Aproveitar a atração para aumentar outras vendas
A consequência de toda essa expetativa gerada é um auemnto de outro tipo de vendas nos estabelecimentos. Segundo os especialistas consultados nas suas estimativas, a margem por unidade que se consegue com este calçado barato é bastante pequena. No entanto, os benefícios aparecem por outro lado. Aproveitam a alta frequência de visitas ao supermercado que este tipo de ofertas geram para incitar aos clientes a adquirir "produtos de médio porte e margens mais altas que os alimentos. Assim conseguem aumentar a despesa média do consumidor e a faturação de forma significativa", afirma Espuga.
Esta forma de captar o interesse do público de forma massiva é algo que os grandes supermercados "não podem conseguir com espargos ou leite", exemplifica Domínguez, que considera que este tipo de campanhas só vais mais longe.
As outras redes ainda não exploram este setor
Enquanto o Aldi e o Lidl têm conseguido atrair o público através dos ténis --entre outros produtos, como os robôs de cozinha , por exemplo--, a verdade é que não são as únicas que exploram o setor da moda.
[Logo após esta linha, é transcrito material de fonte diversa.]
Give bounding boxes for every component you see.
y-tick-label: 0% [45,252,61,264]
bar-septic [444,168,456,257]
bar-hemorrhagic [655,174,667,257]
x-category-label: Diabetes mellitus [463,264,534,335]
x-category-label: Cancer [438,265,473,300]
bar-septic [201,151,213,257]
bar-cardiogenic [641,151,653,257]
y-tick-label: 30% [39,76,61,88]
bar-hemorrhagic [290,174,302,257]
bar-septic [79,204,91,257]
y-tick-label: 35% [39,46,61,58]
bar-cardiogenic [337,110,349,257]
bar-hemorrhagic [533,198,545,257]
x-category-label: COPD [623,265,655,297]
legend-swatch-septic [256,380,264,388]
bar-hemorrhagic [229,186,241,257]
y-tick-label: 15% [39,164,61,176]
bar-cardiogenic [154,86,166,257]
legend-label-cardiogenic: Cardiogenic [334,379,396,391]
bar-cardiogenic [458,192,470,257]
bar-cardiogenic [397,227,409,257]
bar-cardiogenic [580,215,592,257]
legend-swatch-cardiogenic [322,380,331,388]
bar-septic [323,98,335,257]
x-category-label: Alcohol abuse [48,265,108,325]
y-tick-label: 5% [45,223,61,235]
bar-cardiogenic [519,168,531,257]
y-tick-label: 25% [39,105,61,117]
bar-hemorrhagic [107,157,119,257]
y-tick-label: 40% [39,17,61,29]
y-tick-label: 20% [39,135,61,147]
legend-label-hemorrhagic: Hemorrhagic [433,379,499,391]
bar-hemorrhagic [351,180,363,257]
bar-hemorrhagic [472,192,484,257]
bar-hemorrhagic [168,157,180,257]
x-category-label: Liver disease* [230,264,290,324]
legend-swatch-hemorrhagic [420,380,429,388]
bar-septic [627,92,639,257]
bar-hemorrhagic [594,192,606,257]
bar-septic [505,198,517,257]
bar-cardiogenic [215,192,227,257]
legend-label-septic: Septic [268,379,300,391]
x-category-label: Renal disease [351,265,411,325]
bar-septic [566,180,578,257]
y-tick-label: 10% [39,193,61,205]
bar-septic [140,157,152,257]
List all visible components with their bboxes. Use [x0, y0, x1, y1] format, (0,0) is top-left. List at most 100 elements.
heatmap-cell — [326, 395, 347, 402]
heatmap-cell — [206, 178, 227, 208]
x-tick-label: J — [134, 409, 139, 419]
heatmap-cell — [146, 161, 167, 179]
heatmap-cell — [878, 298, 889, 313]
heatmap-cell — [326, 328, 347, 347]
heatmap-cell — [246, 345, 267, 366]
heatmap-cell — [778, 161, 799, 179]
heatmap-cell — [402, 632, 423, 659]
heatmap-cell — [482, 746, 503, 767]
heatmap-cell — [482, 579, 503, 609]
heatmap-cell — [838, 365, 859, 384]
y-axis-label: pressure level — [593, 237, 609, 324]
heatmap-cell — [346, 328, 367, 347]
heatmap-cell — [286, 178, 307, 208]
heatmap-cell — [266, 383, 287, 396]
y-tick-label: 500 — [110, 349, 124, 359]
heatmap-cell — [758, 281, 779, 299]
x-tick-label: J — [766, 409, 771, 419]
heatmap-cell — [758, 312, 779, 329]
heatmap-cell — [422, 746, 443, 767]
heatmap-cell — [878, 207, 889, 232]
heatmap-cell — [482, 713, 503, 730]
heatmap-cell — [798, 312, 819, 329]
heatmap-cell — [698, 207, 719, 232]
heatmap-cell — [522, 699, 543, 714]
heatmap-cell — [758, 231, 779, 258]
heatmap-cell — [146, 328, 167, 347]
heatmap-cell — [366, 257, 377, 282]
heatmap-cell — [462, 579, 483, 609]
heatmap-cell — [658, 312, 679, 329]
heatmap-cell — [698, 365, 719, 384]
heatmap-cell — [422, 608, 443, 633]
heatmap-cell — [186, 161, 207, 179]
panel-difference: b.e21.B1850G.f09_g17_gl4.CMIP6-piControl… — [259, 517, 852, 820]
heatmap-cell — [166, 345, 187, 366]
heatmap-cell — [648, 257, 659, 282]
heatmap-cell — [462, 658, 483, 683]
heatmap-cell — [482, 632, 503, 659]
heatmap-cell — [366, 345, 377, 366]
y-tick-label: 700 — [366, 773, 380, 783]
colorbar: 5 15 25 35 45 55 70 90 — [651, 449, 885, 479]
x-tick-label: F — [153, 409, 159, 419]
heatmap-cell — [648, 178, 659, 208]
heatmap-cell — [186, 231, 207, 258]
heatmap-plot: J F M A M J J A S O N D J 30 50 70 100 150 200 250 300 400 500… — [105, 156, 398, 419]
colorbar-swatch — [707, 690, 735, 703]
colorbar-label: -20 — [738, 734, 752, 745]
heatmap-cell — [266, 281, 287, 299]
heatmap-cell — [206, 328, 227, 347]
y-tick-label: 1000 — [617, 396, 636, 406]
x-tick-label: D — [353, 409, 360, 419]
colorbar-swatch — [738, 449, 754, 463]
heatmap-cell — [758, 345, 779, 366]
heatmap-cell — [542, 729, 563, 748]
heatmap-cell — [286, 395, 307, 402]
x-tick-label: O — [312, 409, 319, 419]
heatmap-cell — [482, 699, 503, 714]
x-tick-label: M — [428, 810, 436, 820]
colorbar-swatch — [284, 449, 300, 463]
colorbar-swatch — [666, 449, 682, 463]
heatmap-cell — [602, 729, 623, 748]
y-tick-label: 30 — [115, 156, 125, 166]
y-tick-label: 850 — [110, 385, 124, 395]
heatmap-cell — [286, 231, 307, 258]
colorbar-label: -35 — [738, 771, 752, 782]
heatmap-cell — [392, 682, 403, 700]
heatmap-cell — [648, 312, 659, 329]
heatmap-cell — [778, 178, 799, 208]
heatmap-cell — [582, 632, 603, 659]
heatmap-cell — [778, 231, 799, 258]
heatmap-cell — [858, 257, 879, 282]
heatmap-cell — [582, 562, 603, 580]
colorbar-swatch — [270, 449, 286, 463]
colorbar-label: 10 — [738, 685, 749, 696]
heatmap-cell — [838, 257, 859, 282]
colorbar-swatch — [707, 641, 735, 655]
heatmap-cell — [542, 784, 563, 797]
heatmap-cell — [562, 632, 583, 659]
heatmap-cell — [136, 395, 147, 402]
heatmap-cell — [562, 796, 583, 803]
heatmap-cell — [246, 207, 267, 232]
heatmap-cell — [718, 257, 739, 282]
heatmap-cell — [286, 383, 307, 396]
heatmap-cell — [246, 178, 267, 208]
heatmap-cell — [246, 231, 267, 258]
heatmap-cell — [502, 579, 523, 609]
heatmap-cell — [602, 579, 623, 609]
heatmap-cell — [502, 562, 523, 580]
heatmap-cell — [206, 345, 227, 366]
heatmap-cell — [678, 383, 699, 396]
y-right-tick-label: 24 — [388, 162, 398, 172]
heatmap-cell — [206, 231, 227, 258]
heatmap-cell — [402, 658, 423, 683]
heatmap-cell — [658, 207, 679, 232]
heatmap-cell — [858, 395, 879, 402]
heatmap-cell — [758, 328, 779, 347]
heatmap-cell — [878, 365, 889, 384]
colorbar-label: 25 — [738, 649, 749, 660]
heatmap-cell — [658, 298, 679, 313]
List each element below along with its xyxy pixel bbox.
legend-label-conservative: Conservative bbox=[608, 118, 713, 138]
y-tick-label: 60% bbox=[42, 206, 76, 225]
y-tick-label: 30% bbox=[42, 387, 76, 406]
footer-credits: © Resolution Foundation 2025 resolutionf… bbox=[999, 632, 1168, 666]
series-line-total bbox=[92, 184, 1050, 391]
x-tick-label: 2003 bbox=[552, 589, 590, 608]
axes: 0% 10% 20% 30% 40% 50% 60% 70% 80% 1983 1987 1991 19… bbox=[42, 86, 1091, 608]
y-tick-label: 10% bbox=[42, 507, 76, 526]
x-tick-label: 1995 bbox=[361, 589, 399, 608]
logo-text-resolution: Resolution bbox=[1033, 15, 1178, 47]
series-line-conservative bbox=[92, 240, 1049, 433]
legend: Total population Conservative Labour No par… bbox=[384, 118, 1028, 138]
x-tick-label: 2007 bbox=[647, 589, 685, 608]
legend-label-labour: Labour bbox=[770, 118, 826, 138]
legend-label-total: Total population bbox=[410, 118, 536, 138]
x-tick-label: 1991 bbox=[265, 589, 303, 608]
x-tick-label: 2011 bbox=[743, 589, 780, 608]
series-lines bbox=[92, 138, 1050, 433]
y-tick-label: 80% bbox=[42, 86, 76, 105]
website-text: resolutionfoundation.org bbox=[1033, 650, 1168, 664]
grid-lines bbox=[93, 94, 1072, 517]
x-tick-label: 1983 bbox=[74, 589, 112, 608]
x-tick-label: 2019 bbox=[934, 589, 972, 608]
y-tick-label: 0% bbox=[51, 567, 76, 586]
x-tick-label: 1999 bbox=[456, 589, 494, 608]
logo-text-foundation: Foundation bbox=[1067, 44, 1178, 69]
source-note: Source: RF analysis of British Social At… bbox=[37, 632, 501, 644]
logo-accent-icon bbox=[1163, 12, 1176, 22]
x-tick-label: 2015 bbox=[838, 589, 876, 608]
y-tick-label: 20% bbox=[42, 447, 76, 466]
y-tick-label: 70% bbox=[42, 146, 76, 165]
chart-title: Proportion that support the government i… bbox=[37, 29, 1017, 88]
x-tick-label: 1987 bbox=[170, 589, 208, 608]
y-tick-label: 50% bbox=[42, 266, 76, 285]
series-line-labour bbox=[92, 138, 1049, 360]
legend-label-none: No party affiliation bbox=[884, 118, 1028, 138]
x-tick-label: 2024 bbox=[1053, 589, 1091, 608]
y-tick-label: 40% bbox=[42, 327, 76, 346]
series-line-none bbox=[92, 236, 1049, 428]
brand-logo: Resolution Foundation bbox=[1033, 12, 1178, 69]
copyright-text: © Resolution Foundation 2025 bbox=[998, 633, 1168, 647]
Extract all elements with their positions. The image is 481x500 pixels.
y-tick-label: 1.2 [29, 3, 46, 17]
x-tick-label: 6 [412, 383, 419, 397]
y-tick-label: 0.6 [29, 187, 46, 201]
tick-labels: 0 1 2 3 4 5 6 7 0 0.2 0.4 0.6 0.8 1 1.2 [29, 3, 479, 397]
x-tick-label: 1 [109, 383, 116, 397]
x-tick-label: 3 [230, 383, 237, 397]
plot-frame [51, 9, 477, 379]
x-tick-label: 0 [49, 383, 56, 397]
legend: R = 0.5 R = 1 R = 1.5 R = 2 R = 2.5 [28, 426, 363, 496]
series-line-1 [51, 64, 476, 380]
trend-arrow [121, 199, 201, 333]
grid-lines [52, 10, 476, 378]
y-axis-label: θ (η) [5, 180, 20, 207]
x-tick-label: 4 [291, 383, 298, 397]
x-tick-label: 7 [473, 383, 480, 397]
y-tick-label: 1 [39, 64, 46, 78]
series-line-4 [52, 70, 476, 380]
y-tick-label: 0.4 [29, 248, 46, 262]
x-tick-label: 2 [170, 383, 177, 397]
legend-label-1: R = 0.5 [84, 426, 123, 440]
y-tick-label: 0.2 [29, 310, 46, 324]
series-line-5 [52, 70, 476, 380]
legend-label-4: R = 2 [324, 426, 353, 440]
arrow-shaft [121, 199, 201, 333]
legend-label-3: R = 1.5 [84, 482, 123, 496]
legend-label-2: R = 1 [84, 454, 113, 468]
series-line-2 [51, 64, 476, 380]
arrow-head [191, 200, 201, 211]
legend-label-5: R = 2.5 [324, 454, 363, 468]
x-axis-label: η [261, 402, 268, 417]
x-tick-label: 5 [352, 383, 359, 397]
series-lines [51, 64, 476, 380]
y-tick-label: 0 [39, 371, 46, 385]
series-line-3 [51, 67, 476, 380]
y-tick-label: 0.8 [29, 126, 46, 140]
Nesse sentido, Zamácola considera que nos hipermercados como Carrefour se "vende têxtil de boa qualidade e a muito bom preço, além de um calçado que faz concorrência com as lojas tradicionais ou especializadas". Embora no caso da rede assinalada sejam vendidas marcas de outras empresas. Da mesma forma, outra companhia que também se destacou nesta categoria é a Alcampo. Na verdade, serve de exemplo que o atual candidato à presidência da Comunidade de Madrid e líder do Podemos, Pablo Iglesias, afirmou há anos que comprava as camisas nesta rede.
Do outro lado da moeda encontram-se estabelecimentos como a Mercadona ou o Dia. Como explica Dominguez --da consultora MHE-- estas empresas são mais conservadoras com o seu catálogo de produtos e a sua aposta centra-se nas necessidades mais básicas dos consumidores. No entanto, aponta que o Dia tem feito algumas tentativas nesta linha, embora sem muito sucesso. Por outro lado, este especialista também destaca que a roupa de supermercado costuma ter mais sucesso entre os homens que entre as mulheres. Ainda assim, detalha que as peças mais procuradas são as da parte superior do corpo, como t-shirts e tops. Por outro lado, artigos como calças geram mais reservas entre os consumidores devido à impossibilidade de os experimentar e ver como ficam.